Member Rara Avis
Actually, Larry, I rather strongly suspect it was that thread which prompted Tim to start this one.
And his idea is not entirely without merit. One has to remember that the software was designed for discussions, not poetry. That's why the un-bump was disabled in the Discussion forums, because it makes eminent sense to send a thread back to the top when someone replies to it. Active discussions are easy to find, and resolved discussions fall into the background. Poetry, on the other hand, has no resolution, no final word, and a poem from six months ago is as alive and vital as one posted today. Coincidentally enough, poetry on the main site remains chronologically ordered in spite of votes or comments by the visitors, much as Tim is suggesting here. It doesn't seem to keep people from reading.
One might assume the only reason to bump a poem, if it's not because other poems have been resolved, is to keep the "best" poetry easily available. Tim's idea has merit, but ONLY if we agree with his contention that the number of replies is not an indicator of quality. Failing that agreement, the idea becomes literary communism, a way of reducing everyone to the lowest level. Did I just hear Ayn Rand roll over in her grave?
Of course, quality is such a nasty word to try to define. I got an email from someone tonight who insisted their poetry was good because it rhymed, unlike that blank verse stuff others are always posting. Maybe that wasn't Rand I heard, but Shakespeare? Still, for the sake of argument, let's agree for a moment that the poetry that gets the most replies "connects with people" more than poems that get fewer replies.
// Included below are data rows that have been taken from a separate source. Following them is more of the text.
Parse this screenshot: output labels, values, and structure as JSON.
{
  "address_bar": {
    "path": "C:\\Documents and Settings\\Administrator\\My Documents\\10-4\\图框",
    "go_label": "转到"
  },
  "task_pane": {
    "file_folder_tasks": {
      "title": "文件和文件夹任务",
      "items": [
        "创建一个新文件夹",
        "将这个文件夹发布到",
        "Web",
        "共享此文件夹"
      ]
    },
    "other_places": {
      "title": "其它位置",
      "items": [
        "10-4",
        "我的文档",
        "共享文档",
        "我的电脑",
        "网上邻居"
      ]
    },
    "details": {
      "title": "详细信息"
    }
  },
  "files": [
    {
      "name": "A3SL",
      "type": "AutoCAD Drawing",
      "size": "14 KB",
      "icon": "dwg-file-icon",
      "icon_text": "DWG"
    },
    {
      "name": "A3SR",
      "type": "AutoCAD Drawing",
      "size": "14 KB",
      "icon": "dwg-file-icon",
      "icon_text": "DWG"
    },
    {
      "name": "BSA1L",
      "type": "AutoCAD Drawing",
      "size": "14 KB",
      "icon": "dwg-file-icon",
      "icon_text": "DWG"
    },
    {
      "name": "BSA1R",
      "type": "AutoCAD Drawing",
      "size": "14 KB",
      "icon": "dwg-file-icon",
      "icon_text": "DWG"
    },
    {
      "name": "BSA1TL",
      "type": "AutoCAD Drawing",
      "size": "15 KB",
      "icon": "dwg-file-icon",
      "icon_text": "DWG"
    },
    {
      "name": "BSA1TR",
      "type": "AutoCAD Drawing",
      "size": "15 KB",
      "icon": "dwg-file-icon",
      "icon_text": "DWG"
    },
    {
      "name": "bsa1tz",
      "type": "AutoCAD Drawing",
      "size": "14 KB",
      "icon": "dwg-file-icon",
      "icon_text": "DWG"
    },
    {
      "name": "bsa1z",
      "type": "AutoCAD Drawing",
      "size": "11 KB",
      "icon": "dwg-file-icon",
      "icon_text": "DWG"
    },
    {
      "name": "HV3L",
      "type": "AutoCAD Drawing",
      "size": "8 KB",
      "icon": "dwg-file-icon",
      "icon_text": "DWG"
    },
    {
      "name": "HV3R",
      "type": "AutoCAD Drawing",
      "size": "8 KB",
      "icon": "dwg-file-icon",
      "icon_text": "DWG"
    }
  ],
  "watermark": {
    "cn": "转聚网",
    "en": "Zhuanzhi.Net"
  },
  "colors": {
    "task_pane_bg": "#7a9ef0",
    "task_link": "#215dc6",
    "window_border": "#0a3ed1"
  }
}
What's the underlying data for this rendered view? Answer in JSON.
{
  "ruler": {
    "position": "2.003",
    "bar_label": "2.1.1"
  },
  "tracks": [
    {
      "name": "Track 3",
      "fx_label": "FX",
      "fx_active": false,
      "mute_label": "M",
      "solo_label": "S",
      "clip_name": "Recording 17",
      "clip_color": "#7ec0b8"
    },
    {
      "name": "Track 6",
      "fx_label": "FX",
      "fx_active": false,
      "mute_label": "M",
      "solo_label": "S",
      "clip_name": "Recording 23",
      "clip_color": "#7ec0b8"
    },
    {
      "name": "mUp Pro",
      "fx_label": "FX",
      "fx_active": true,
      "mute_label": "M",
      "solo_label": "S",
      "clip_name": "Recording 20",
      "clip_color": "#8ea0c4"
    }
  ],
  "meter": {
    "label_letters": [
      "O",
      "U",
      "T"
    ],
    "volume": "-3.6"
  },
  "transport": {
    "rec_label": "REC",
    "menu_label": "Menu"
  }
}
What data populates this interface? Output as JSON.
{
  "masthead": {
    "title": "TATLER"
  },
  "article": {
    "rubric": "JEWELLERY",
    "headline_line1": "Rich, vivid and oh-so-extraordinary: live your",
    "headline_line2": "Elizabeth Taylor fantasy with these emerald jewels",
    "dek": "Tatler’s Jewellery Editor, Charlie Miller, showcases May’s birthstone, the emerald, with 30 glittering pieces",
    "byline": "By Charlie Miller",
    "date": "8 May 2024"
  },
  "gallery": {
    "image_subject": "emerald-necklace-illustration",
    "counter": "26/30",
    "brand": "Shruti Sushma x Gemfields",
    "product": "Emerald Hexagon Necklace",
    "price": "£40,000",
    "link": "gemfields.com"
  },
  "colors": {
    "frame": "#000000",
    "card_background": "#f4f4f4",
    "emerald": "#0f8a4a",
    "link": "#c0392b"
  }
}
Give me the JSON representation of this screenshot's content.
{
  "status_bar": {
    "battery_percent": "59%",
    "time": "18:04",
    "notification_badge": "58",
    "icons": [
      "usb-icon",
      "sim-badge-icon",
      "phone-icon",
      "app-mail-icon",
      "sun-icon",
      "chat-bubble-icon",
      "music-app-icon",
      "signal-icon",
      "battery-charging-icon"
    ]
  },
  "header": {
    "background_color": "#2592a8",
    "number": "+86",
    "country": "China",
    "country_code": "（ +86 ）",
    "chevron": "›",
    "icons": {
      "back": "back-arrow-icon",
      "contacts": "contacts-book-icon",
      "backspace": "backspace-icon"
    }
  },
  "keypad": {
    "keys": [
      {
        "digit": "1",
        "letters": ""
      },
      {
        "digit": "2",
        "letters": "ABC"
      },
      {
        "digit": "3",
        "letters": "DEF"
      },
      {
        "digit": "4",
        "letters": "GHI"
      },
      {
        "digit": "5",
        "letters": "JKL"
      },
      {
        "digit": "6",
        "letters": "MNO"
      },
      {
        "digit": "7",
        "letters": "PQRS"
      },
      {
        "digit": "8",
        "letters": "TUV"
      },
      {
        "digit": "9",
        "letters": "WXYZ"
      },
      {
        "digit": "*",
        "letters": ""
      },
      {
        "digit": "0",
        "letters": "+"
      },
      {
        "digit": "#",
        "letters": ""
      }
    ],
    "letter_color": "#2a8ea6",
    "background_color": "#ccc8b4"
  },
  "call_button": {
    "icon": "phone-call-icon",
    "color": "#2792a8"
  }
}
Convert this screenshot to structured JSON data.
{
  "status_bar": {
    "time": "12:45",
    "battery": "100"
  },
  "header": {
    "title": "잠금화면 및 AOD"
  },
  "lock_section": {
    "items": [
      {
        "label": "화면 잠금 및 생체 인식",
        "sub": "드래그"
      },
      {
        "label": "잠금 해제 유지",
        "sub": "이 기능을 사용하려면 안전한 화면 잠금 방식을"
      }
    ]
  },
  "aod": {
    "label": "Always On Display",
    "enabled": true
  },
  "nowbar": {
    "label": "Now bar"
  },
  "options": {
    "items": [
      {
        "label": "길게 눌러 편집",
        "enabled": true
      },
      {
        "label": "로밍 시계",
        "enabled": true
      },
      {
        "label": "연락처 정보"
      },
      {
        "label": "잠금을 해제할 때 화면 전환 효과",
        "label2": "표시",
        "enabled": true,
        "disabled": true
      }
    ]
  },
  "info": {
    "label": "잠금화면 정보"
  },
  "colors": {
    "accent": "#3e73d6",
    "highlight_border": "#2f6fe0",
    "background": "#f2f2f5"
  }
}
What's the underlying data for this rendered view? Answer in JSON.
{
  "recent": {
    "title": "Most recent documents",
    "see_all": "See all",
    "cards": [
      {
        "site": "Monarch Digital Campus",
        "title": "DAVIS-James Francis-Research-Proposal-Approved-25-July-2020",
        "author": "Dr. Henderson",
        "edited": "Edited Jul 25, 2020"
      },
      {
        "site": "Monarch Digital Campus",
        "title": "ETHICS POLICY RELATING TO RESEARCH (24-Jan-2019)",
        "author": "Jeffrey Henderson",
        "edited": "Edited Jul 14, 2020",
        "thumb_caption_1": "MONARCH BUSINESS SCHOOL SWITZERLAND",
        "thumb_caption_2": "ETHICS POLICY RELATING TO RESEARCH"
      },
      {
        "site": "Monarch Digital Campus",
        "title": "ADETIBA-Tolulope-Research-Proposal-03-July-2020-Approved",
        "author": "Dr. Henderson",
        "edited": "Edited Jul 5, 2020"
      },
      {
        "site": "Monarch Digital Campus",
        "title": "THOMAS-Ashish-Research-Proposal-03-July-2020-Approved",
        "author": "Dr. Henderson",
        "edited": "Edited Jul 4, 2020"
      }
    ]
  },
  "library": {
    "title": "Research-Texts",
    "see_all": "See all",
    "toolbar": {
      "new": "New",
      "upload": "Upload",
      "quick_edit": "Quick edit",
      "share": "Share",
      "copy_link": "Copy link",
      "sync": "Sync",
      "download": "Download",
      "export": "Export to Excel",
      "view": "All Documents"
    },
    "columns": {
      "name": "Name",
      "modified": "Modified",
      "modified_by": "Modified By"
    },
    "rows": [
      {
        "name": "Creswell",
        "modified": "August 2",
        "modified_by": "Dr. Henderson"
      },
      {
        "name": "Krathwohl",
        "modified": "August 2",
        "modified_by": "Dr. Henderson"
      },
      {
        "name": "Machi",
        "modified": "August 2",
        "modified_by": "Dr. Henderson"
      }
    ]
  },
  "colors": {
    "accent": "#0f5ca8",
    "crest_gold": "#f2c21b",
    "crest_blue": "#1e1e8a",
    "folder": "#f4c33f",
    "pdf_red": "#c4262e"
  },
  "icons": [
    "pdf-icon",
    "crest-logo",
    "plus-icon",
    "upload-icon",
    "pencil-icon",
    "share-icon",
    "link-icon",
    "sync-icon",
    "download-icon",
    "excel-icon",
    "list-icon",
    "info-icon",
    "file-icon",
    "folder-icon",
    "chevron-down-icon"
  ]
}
The connection might be because of quality, or a reflection of the audience (Mary Had A Little Lamb is a huge hit in some circles), or because of theme, or maybe even just the result of a popularity contest. We still don't know what we're measuring, but at least we have something to measure. Unfortunately, I can't describe this thing we're measuring as "connectiveness," so I'm going to just stick with "best" for the rest of this post and y'all will know I mean "connects with the most people." Okay?
Given that poetry with a lot of replies is the "best" under our new definition, does it make sense to bump it to the top of the page? In the short term, I think it does. It's essentially little more than a pat on the back, and if we place value on poetry that connects with people, then, yea, it deserves the accolades. I'll admit that if "connectiveness" is something you personally don't value, that position is a little harder to defend. Quick, what's the most watched show on NBS? I can guarantee you I don't watch it. The qualities that make a television show popular are generally not qualities that interest me. In spite of that, though, I have to recognize that a super-popular TV show has realized the goal it set for itself and should, for example, be able to charge more for its advertising time. It deserves the accolades it has won. If I feel strongly enough that the qualities it presents shouldn't be popular, my only real recourse is to more actively support those I think do present more suitable qualities.
In the long term, I'm not so sure bumping accomplishes even that much. It does NOT keep the "best" poetry easily available as we might have hoped, but only keeps the most recent "best" poetry available. Some of our most memorable work languishes in the Archives, mostly forgotten, and certainly not readily found. Perhaps if we had a better way to reward "connectiveness" that might not be true?
Ah, well, it's late and I'm mostly thinking out loud. Maybe I just want to prove I can get the last word on Karen? (Not that I will, I know.) At any rate, I think Tim's idea is worth some thought.